After a long day of training with my Guide Dog we are both tucked up in bed early and I thought this would be the perfect time to write a blog post! I knew it would be tiring but not this tiring! Today we have been through an obstacle course and have done some traffic awareness walks. Over three days I think I have walked at least 14 miles! I haven’t walked for any length of time for about a year so my legs do not like me at the moment. Overall I am on course to pass training and get our certificate in just over a week if all goes well! Getting a dog has really got my day into a routine and has given me a harsh reality check, I not only have myself to get up in the morning but I also have a little puppy to think about who wants feeding and loving in return for her guiding. I think once training is over and it’s just me and Olga getting around together it will be so worth everything, all the learning and frustration will equal a great partnership. People don’t realise how much effort it takes to train a Guide Dog. There are so many instructors that take time to make sure they are stopping at every curb, being obedient, moving out of the way of obstacles, enforcing commands such as no sniffing, making them wait for their food until you blow a whistle and much more! All this costs £50,000 pounds and there are some people I know that don’t work their dog so they forget every bit of their training, there are owners that let them on sofas and forget to blow the whistle for food time and then blame the naughty behaviour on the dog, but it’s not the dogs fault, it’s theirs. If anyone is reading and considering having a guide dog, they are the most rewarding things ever but only in return for your input. If you aren’t prepared to work it at least 5 days a week, to feed it, to let it out 5 times a day and to enforce commands then it isn’t right for you.

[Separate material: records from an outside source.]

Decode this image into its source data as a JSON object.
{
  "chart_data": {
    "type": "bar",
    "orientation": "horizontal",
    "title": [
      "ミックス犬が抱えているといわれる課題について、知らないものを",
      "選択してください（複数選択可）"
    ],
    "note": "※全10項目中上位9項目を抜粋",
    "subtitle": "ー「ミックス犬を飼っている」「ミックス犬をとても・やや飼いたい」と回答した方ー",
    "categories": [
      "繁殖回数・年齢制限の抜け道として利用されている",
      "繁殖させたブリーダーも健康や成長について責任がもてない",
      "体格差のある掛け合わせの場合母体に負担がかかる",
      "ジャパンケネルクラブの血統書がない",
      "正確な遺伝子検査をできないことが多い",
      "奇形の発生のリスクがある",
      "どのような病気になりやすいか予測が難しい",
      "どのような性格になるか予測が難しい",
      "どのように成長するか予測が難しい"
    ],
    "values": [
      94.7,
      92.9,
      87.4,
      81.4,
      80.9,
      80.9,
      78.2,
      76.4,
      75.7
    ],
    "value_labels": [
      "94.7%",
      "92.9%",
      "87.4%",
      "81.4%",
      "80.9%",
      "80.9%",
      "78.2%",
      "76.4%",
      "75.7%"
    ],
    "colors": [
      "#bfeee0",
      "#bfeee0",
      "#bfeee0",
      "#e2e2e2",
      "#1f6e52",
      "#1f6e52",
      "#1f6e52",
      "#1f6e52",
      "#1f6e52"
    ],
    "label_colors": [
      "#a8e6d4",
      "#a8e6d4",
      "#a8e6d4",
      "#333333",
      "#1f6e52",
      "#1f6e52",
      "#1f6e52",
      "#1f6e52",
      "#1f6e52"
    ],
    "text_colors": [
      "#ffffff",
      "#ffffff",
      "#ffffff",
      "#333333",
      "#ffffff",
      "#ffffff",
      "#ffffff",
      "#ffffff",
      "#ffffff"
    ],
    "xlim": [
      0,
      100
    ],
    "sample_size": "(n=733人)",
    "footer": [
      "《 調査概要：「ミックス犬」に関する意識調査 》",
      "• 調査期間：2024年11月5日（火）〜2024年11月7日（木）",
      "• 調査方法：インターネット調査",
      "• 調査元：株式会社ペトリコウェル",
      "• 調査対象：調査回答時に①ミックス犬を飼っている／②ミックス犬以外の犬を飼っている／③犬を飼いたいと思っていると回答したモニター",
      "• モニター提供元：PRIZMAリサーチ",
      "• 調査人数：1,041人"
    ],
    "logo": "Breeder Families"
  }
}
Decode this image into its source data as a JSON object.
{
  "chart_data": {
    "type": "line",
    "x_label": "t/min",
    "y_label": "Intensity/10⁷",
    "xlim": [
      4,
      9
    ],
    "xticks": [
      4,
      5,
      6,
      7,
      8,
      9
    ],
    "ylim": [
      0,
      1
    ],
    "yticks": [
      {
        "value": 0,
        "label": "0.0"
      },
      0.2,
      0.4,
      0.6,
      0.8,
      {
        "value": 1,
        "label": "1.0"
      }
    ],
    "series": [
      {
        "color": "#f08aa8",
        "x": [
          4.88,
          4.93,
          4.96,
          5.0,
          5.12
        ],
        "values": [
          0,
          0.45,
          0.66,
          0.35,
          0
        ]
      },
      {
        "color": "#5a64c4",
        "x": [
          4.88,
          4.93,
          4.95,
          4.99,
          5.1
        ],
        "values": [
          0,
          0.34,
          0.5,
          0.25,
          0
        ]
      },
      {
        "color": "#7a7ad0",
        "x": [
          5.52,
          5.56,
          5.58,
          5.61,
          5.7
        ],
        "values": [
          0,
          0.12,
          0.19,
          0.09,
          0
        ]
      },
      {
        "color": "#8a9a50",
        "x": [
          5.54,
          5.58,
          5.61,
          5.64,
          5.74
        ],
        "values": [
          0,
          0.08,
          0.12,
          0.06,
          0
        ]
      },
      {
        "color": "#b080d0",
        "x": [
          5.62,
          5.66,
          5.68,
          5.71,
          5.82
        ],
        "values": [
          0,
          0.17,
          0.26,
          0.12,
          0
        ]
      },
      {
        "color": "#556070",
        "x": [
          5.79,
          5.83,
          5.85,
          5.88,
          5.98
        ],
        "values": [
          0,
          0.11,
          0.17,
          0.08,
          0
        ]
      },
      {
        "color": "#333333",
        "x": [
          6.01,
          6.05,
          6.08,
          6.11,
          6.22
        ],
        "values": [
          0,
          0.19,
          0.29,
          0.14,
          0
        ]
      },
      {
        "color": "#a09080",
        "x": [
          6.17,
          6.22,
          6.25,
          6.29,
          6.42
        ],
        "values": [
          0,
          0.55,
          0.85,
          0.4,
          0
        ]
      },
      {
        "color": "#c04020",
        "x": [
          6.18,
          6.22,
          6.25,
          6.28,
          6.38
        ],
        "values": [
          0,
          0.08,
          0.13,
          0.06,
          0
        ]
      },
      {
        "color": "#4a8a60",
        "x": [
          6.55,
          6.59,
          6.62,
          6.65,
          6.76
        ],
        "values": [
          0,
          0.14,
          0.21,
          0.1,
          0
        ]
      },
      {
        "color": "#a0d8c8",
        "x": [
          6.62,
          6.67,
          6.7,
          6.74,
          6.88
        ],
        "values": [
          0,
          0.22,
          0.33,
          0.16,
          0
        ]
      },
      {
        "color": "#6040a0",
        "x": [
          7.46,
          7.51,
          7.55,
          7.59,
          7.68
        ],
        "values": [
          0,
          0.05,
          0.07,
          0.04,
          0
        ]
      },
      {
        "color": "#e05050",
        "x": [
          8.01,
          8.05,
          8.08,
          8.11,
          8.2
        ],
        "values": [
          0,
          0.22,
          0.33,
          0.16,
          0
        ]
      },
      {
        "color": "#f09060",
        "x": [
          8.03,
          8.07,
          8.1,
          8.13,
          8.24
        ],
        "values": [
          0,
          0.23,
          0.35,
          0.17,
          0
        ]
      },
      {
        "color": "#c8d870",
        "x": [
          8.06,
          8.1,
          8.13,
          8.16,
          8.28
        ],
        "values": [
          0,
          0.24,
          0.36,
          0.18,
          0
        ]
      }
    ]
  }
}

Dog V.S. cane? I have been a cane user for 5 years, not a consistent one until last year but nevertheless a cane user. In my opinion there is no question that I would choose a dog over my cane as it’s just so much faster to get around. The down sides of a cane include snagging on pavements and concrete, this causes the cane to get stuck in the flooring and hit you in the stomach which is unexpectedly painful if you don’t know when it’s coming. I personally feel a little more vulnerable with a cane as it’s just you and a stick at the end of the day and you have to rely on knowing what the texture of different floorings feel like. It takes more brain power to think about what you are passing and what you are passing next at the same time. It gives me a massive headache! With a dog they lead you around all the obstacles of the pavement and get you to every curb so you can plan routes by counting the number of curbs you pass therefore it’s very quick. I may be biased now as I have a dog but this is just my opinion on independent travel, the dog takes more work but you get everywhere quicker without having to think about bumping into obstacles as well as getting to your destination. My Guide Dog leads me through busy train stations and on trains reducing my anxiety. I would never go to a busy area with my cane as in my mind there are too many things to go wrong!
Other exciting news!! I cannot believe that I am on 1000 subscribers! Thank you guys so much for watching and listening! I really appreciate it. I am reading all your comments on my videos but I can’t reply as quickly because I am training all week. I will film a vlog answering the questions so I will let you know when that’s up 🙂
Thanks so much for reading, I will now go and feed my snoring dog!